Center directors say that part of the community is growing, in part because of a cut in government money. A key federal program which gives heating-bill money was cut 35 percent, according to according to Margaret Belote, energy director for the Spokane Neighborhood Action Program, which distributes money for the grants.

Because an increased demand for bill assistance, OMEGA, which has a $20,000 budget for services, ran out of cash this winter. Our Place and Caritas are both being tight-fisted.

“I’m concerned that we are doing what we can do now and our resources are strained to the limit now,” said Craig Bartmess, director of OMEGA. “It might mean we are forced to turn more and more people away. I hope not.”

That would be disastrous for Virginia Brown, a West Central mother of two who asked Our Place for help with her heating bill.
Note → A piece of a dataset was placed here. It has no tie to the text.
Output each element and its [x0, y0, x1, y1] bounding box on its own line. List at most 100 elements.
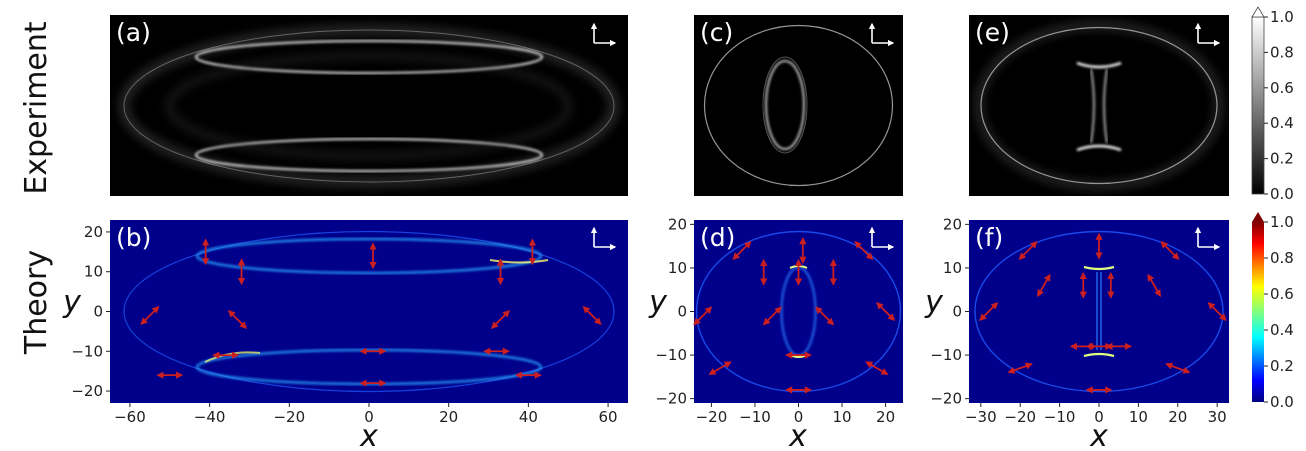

She moved to back to her native Spokane in January to escape an abusive boyfriend in Colorado. She mistakenly thought heat was included with her $295 a month rent on a one-bedroom West Central apartment.

She learned last week that heat was being shut off and she would have to pay $110 to get it turned on. She came to the only place she could - Our Place.

“I’m home, no bruises, my kids are happy,” said Brown, with a shirt for her 12-year-old boy under her arm. “It’s just a speed bump along the way. These people are so great when you need help.”